Common Pitfalls and Critical Considerations
Avoid using sputum Gram stain to focus initial empiric therapy, as this practice lacks scientific foundation and delays appropriate broad-spectrum coverage 1. The Gram stain may be used to broaden therapy if organisms not covered by usual empiric regimens are identified 1.
Do not rely on clinical syndromes to predict microbial etiology, as the distinction between "typical" and "atypical" pneumonia based on clinical features is unreliable 1.
Ensure coverage for atypical pathogens in all patients, as up to 40% of hospitalized CAP cases with identified pathogens have viral etiologies, and atypical bacteria commonly coinfect 1, 6.

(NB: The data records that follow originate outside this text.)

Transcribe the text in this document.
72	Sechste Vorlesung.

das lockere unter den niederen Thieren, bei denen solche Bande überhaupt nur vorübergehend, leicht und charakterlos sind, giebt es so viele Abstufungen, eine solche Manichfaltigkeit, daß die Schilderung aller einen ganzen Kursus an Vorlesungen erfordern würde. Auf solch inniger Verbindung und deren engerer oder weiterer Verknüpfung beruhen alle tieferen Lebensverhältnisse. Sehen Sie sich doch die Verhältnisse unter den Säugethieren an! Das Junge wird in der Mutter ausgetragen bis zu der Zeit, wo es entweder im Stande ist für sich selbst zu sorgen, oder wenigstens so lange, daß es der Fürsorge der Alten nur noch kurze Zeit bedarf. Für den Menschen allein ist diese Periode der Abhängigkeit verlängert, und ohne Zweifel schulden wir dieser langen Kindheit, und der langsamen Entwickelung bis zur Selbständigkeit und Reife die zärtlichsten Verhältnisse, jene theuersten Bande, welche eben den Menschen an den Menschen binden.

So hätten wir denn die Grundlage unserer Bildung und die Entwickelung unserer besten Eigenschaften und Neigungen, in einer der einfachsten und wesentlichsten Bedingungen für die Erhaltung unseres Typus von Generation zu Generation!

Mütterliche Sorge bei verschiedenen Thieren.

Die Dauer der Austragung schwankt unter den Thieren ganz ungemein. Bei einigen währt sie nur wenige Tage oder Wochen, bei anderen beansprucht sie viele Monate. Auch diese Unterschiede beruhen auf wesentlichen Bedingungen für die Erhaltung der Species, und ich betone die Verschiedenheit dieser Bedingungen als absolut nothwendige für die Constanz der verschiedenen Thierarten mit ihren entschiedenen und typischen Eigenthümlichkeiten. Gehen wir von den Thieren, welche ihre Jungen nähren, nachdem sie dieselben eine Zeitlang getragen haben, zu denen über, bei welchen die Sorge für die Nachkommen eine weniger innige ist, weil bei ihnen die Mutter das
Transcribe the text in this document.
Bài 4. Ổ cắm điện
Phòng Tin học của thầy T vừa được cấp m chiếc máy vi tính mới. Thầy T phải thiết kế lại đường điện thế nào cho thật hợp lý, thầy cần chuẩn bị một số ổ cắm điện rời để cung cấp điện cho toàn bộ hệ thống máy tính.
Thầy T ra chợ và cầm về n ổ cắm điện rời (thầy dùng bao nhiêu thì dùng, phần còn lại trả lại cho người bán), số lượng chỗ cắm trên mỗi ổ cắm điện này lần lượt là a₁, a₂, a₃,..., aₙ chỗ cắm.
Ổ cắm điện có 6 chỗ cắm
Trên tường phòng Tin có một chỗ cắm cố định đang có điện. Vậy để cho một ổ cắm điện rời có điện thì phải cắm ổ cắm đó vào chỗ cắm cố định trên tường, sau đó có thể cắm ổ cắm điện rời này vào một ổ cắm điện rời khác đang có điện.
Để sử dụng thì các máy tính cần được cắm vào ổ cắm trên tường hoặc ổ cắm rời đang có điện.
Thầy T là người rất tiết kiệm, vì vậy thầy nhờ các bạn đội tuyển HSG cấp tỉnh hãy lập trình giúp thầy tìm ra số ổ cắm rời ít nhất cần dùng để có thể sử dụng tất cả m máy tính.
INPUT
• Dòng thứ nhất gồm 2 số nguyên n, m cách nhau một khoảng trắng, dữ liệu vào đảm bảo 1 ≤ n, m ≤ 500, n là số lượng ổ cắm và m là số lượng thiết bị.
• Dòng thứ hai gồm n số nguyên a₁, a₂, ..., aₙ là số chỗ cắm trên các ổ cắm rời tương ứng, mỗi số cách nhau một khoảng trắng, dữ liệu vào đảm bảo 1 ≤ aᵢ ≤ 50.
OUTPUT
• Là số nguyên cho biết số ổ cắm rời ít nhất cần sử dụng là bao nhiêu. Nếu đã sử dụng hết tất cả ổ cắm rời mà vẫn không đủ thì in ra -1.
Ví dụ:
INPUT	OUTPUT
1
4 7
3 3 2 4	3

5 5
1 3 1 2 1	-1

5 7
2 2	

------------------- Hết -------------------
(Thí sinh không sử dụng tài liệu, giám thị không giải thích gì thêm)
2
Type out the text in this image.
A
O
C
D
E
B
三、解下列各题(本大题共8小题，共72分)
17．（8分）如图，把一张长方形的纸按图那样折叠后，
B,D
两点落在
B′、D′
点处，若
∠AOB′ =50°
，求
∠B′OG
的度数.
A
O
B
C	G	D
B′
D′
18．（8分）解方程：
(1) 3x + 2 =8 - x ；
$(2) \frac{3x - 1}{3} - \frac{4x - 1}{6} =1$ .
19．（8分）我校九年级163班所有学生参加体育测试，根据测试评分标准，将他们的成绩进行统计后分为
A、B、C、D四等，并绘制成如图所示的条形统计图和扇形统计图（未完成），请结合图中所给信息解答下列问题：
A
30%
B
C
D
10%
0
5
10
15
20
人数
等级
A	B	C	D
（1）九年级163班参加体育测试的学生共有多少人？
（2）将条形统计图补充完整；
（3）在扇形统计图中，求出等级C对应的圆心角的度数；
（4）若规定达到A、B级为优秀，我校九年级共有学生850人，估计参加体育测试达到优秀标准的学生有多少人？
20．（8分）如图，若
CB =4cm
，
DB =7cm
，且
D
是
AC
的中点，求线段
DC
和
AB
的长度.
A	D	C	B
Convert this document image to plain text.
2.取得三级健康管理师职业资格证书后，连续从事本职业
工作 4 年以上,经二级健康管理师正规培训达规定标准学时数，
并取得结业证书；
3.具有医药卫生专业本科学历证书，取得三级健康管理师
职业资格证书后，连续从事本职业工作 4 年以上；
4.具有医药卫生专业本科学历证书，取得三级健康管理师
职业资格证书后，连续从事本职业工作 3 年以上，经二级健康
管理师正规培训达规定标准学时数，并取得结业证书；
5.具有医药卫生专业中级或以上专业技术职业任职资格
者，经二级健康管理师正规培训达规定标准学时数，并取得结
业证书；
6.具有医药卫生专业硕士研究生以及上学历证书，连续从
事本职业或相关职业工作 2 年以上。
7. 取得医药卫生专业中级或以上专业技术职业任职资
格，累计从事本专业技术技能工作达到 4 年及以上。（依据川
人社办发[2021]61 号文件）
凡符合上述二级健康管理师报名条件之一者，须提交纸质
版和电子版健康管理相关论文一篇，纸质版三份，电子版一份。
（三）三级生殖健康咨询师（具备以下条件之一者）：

Test all patients for COVID-19 and influenza when these viruses are circulating, as diagnosis affects treatment and infection control strategies 6.
Monitor for antibiotic resistance patterns in your region, particularly macrolide-resistant S. pneumoniae and fluoroquinolone resistance, which should influence empiric selection 1, 9.
Prevention Strategies
Administer pneumococcal and influenza vaccines to all appropriate at-risk populations 1, 8, 2. Promote smoking cessation in all patients, as smoking is an important modifiable risk factor for CAP 1, 8.